Seeds of Terror relies on Peters’s and her research assistants’ personal time in Afghanistan and Pakistan, as well as connected countries in the drug trade, such as the United Arab Emirates. She and her team spoke extensively with U.S. government and military personnel, as well as Afghan farmers, police, military, and government officials.
She also sought out interviews with suspected drug traffickers, loosely integrated in and out of the Taliban. Her work was well researched, relying heavily on U.S. military sources, and her willingness to interact with individuals and groups that would not always lend to one’s safety.
I found that Seeds of Terror held three primary contentions.
First, the Taliban and al Qaeda organizations are not simply terrorist groups. Since the 1980s, but increasingly since the U.S. stopped supporting the mujahideen after the Cold War ended, these organizations have relied on poppy harvesting and the production of heroin in order to fund their causes. In turn, the Taliban’s and al Qaeda’s goals are not just ideological. Their goals are grounded equally, if not more so, in drug trafficking and the billions of dollars it generates.
…the definition of Taliban member and drug smuggler is blurring. Taliban help organize farm output in the regions they control, and some commanders even run their own heroin labs.
Today’s battles are more diversionary attacks to protect big drug shipments, rather than campaigns for strategic territorial gain. In many areas, drug smugglers have their own armies whose fighters are widely referred to as “Taliban.”
[…]
One thing is clear: as the insurgents get sucked deeper into drugs, commanders are losing ties to ideological roots of the Taliban movement (p. 12).
Peters illustrates throughout her chapters the detailed ways that opium and heroin are produced and trafficked through Afghanistan, Pakistan, Uzbekistan, South Asia, and Western Europe, and how the processes follow typical drug trafficking schemes – money laundering, organizational corruption, regional intimidation, and international banking systems.
Thus, by defining the Taliban and al Qaeda only as ideological terrorists and not drug traffickers, U.S. responses have been futile.

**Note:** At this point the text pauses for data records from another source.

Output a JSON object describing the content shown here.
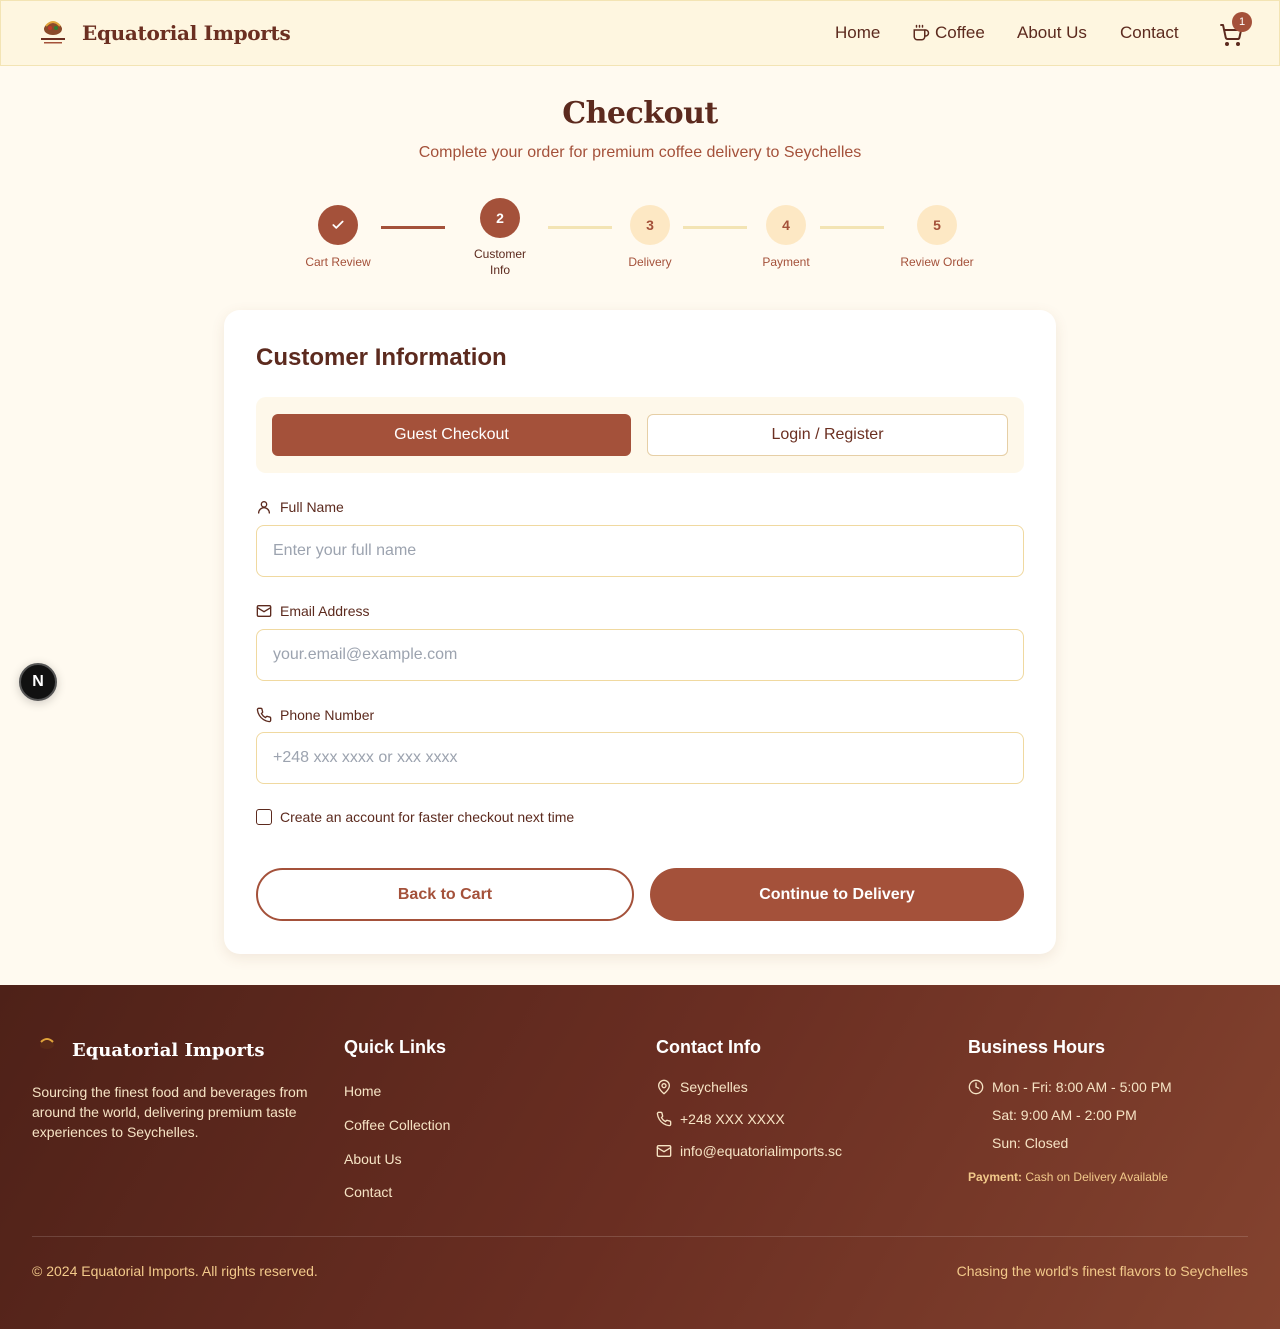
{
  "header": {
    "brand": "Equatorial Imports",
    "nav": {
      "home": "Home",
      "coffee": "Coffee",
      "about": "About Us",
      "contact": "Contact"
    },
    "cart_count": "1"
  },
  "page": {
    "title": "Checkout",
    "subtitle": "Complete your order for premium coffee delivery to Seychelles"
  },
  "steps": [
    {
      "number": "",
      "label": "Cart Review",
      "state": "done"
    },
    {
      "number": "2",
      "label": "Customer Info",
      "state": "active"
    },
    {
      "number": "3",
      "label": "Delivery",
      "state": "todo"
    },
    {
      "number": "4",
      "label": "Payment",
      "state": "todo"
    },
    {
      "number": "5",
      "label": "Review Order",
      "state": "todo"
    }
  ],
  "form": {
    "title": "Customer Information",
    "tabs": {
      "guest": "Guest Checkout",
      "login": "Login / Register"
    },
    "full_name": {
      "label": "Full Name",
      "placeholder": "Enter your full name",
      "value": ""
    },
    "email": {
      "label": "Email Address",
      "placeholder": "your.email@example.com",
      "value": ""
    },
    "phone": {
      "label": "Phone Number",
      "placeholder": "+248 xxx xxxx or xxx xxxx",
      "value": ""
    },
    "create_account": "Create an account for faster checkout next time",
    "back_button": "Back to Cart",
    "continue_button": "Continue to Delivery"
  },
  "floating_badge": "N",
  "footer": {
    "brand": "Equatorial Imports",
    "description": "Sourcing the finest food and beverages from around the world, delivering premium taste experiences to Seychelles.",
    "quick_links_title": "Quick Links",
    "quick_links": [
      "Home",
      "Coffee Collection",
      "About Us",
      "Contact"
    ],
    "contact_title": "Contact Info",
    "contact": {
      "location": "Seychelles",
      "phone": "+248 XXX XXXX",
      "email": "info@equatorialimports.sc"
    },
    "hours_title": "Business Hours",
    "hours": [
      "Mon - Fri: 8:00 AM - 5:00 PM",
      "Sat: 9:00 AM - 2:00 PM",
      "Sun: Closed"
    ],
    "payment_label": "Payment:",
    "payment_text": "Cash on Delivery Available",
    "copyright": "© 2024 Equatorial Imports. All rights reserved.",
    "tagline": "Chasing the world's finest flavors to Seychelles"
  },
  "colors": {
    "accent": "#a4513a",
    "cream": "#fffaf0",
    "brown": "#5c2a1e"
  }
}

I see this as Peters’s second main point – that in its international approach to the war on terror, the U.S. has once again designed efforts that pursue a narrow propaganda-fueled goal of combating terrorism, rather than addressing the multiple problems in Afghanistan, Pakistan, and Iran holistically.
Early in her text, Peters notes that historically, the U.S. government has financed and trained rebel groups in numerous parts of the world to fight our ideological wars, whether they be against communism in the 1980s or against religious fundamentalism in the 21st century. These rebel groups, however, are frequently criminals of other sorts, showcasing that U.S. international approaches to “peace” lack the moral and strategic foresight to actually bring peace and global stabilization.
From Laos to Nicaragua, the CIA’s tendency to get into bed with rebel groups prone to illegal drug smuggling repeatedly landed the agency in hot water and spawned no end of fanciful conspiracy theories (p. 47).
Presently, the approach in the Middle East has been slightly different. Since 9/11, the U.S. has been so fixated on apprehending high-ranking Taliban and al Qaeda officials and impeding the spread of sharia law, we have essentially ignored drug trafficking. In turn, we are allowing the primary means by which ideological terrorists fund themselves to flourish. Thus, while opposition to sharia law is certainly necessary, it is ineffective if the drug trade is ignored.
The third major area addressed by Peters is corruption, which runs rampant throughout virtually every key organization in Afghanistan and Pakistan – the police, government, and military. Drug traffickers sustain the drug trade by manipulating the necessary individuals and small groups within these organizations (it should be noted, the same thing happens in the U.S. and other developed countries).
In our efforts to fight terrorism, we have invested more money into developing Iraq’s infrastructure than revamping more ethical institutions in Afghanistan or Pakistan, which looks good to the American public, but has had deleterious long-term effects.
As such, Peters criticizes the U.S.’s approach to the drug war, which involves eradicating poppy fields. The short sightedness, Peters points out, is obvious – this approach empowers the drug traffickers by victimizing impoverished, already victimized farmers, raising the international value of heroin, and creating more disdain for the U.S. Peters offers tangible suggestions for reform, that primarily involve pursuing high-end drug traffickers in the same way the U.S. is pursuing al Qaeda leaders, such as Osama bin Laden.
One concern with the text lies in a new criminalization of Middle Easterners. No longer cast as potential terrorists, Middle Easterners will now carry the additional harmful label of drug trafficker, smuggling heroin and/or other illegal goods across their own regions, South Asia, and western Europe. In the wake of 9/11 and the multiple conflicts that have ensconced U.S.-Middle Eastern relations for decades, Seeds of Terror unintentionally adds another dimension of the Middle Eastern “threat” to mainstream western minds (see McAlister, 2001).